Tsante

La santé pour tous !

Tags: Bien-Etre  

Personne n’aura jamais idée de toutes ces fois où vous avez réussi à rester debout, alors même que vous étiez à deux doigts de vous effondrer. Seul vous savez où se trouvent les marques de vos blessures, celles que vous pansez peu à peu, à l’aide d’un fil très fin et de l’aiguille des déceptions. Car le courage, ce n’est pas l’absence de souffrance ou de douleur, mais bien la force d’aller de l’avant malgré la peur…

 Souvent, les neurologues et les biologistes nous rappellent que notre cerveau est préparé de façon évolutive à survivre à tout type d’adversités. Or, chaque fois que l’amertume et la souffrance sonnent à notre porte, on se demande toujours « pourquoi moi ? ». Quand cela arrive, essayez plutôt de remplacer cette question par une autre, meilleure : « pour quoi ? ».

Le courage de transformer nos faiblesses en forces : Au Japon, il existe une technique ancestrale appelée « Kintsugi » grâce à laquelle on peut réparer des objets en céramique. Cette technique repose sur l’usage d’une colle forte, sur laquelle on applique ensuite de la poussière d’or. Le Kintsukuroi est un art délicat et exceptionnel par le biais duquel la pièce cassée retrouve sa forme originelle.

Au contraire, dans la culture nippone, le fait de recoller les morceaux avec de l’or ou de l’argent confère une vitalité et une histoire unique à l’objet en question. De plus, il est important de préciser que ces pièces en céramique auparavant si fragiles sont maintenant incroyablement résistantes, en plus d’être belles.
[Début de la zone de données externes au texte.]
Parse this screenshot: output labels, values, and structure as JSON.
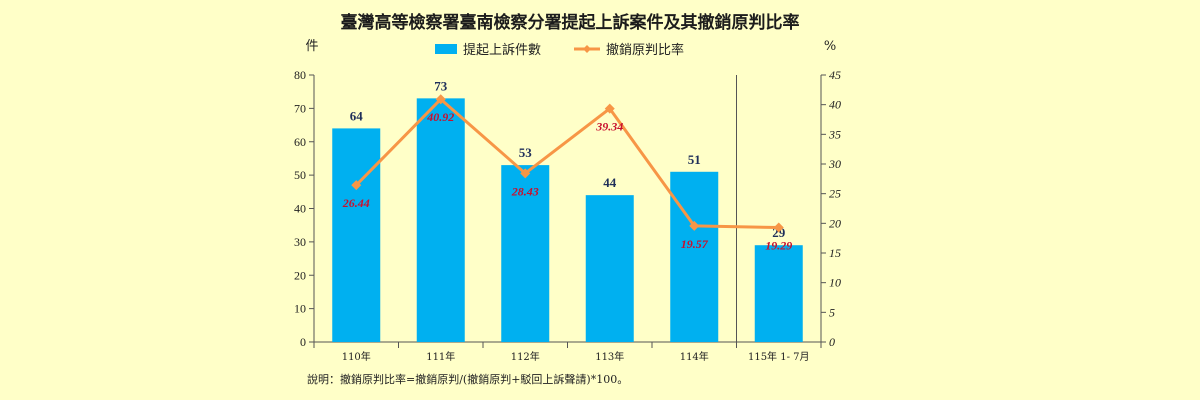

Le fait de recoller les morceaux avec de l’or les rend incassables.

Comme l’a dit une fois Ernest Hemingway, « la vie nous rompt tous à un moment, mais seuls quelques uns parmis nous réussissent à renforcer leurs parts cassées ». Ainsi, il vaut la peine de tenir compte de cette simple mais merveilleuse métaphore, et de la retenir : quand quelque chose de précieux se casse, se rompt ou se perd en nous, la meilleure façon de recoller les morceaux, c’est de ne jamais cacher notre fragilité, notre faiblesse.

Car ces liens abîmés peuvent se réparer grâce à la résilience, cette aptitude à surmonter toute difficulté afin de panser avec de l’or chaque blessure, chaque trou, chaque rêve brisé, et de devenir alors une personne encore plus forte.

Quelques stratégies pour recoller les morceaux : Selon ce que nous explique la psychiatre Rafaela Santos dans son livre Se lever et lutter (Levantarse y luchar), même si la neuroscience nous dit que nous pouvons tous faire preuve de résilience, cette capacité ne semble en fait pas si simple à mettre en pratique. De fait, selon les statistiques présentées par Rafaela Santos dans son livre, seulement 30% de la population parvient, par exemple, à surmonter un traumatisme.

Recoller les morceaux, ce n’est pas facile, mais pas non plus impossible pour autant. Le cerveau humain compte près de 100 000 millions de neurones, créant à leur tour un milliard de connexions neuronales. C’est quelque chose de merveilleux.

Si nous partons du principe que, d’une façon ou d’une autre, nous sommes les architectes de nos cerveaux, nous reconnaîtrons alors sans mal que nous sommes tout à fait capables de nous encourager nous-mêmes, de nous apporter forcer et optimisme afin d’initier le changement. C’est alors que se produira l’assainissement reflété par l’art du Kintsukoroi ; les fils dorés de la résilience feront de nous des personnes bien plus fortes.